The long quest to bring community paramedicine to California finally yielded boots on the ground this summer as the state’s approved CP pilot projects began their patient interventions.
Seven of the 12 projects were to be operational by mid August. The other five were awaiting final approval from institutional review boards and, in one case, a last bit of site-specific training, but were expected to be live by the time you read this.
“It’s been a long road, but everybody’s been extremely dedicated, and we’re excited we’re close to getting there,” says Lou Meyer, who’s managing the projects for the state Emergency Medical Services Authority (EMSA). “It’s a process that, as a project manager, you have to stay on top of and keep everyone enthused, but we haven’t had a problem doing that—everybody’s really on board.”

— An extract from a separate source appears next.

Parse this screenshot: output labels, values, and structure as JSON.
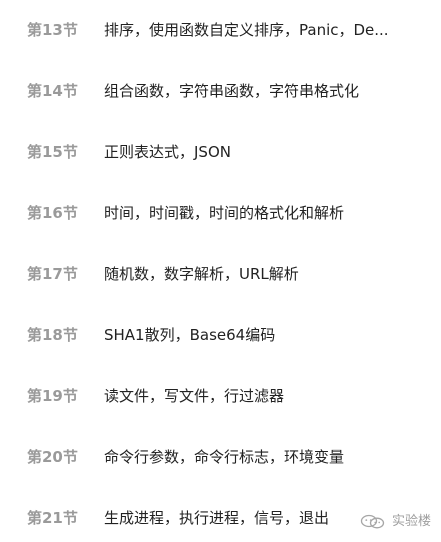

Bringing CP to the nation’s most populous state required navigating a winding road of political opposition and legislative uncertainty. But since formal approval of the projects by the state’s Office of Statewide Health Planning and Development (OSHPD) last November, things have moved quickly. Since then project leaders have launched and conducted core community paramedic training statewide, tweaked medical protocols as necessary, passing everything through local IRBs, and gathered communities’ baseline data to compare against.
The programs aren’t just a dozen variations of the same idea, though some overlap. The idea is 12 separate labs testing a range of concepts. Some are common to community paramedicine, like post-discharge follow-up visits, frequent-caller interventions and transport to alternative destinations. Others are more novel, like hospice support and treatment of tuberculosis. EMSA gave the communities a range of possible interventions they could select from based on their local needs assessments.
A legal loophole of sorts was needed to bring concepts to reality. By law paramedic practice in California is restricted to emergency care at the scene of an emergency, during transport and transfer, in the ED until care is turned over, and during training.
That may have ruled out CP-type activities, but a workaround was found in OSHPD’s Health Workforce Pilot Program. That’s based on another section of law that acknowledges “there is a need to improve the effectiveness of healthcare delivery systems. One way of accomplishing that objective is to utilize healthcare personnel in new roles and to reallocate health tasks to better meet the health needs of the citizenry.” For that, certain publicly evaluated health workforce pilot projects may be permitted.
What the Projects Do
Here’s how the projects break down:
• Alternative destinations—Four involve guiding patients with certain conditions to treatment locations other than emergency departments. Projects in the L.A. area, Orange County and Carlsbad are doing this; in Stanislaus County they’re taking behavioral health patients to mental health facilities.
• Frequent 9-1-1 users—Alameda County and San Diego are intervening against those who inappropriately overutilize the emergency number and hospital EDs by helping them access primary care and needed social services.
• Postdischarge support—Five programs will provide short-term home follow-up care to at-risk patients who’ve recently left hospitals in an effort to keep them from returning.
TB afflicts many of the laborers who sustain California’s huge agricultural industry. A project in Ventura County helps bring them the directly observed therapy (DOT) treatment guidelines require. DOT requires a healthcare worker actually watch the patient ingest every dose of their medications. “What we hope we’re doing there,” says Meyer, “is filling a gap by working with the health department to make sure their TB patients are well controlled.”
Education for the programs began in January using the standardized CP curriculum developed by the Community Healthcare and Emergency Collaborative. California was the first state to adopt the curriculum at the statewide level. The UCLA Center for Prehospital Care developed content that was live-streamed across the state, then clinical and lab time followed. Other states are now looking at the same model.
As the programs progress, the Phillip R. Lee Institute for Health Policy Studies and Center for Health Professions will conduct a comprehensive evaluation, and a final report will be issued in 2017 by the UC San Francisco evaluation team, EMSA and the OSHPD-HWPP. If the programs are successful, they’ll be followed by efforts to change the law to allow CP in the state to become permanent.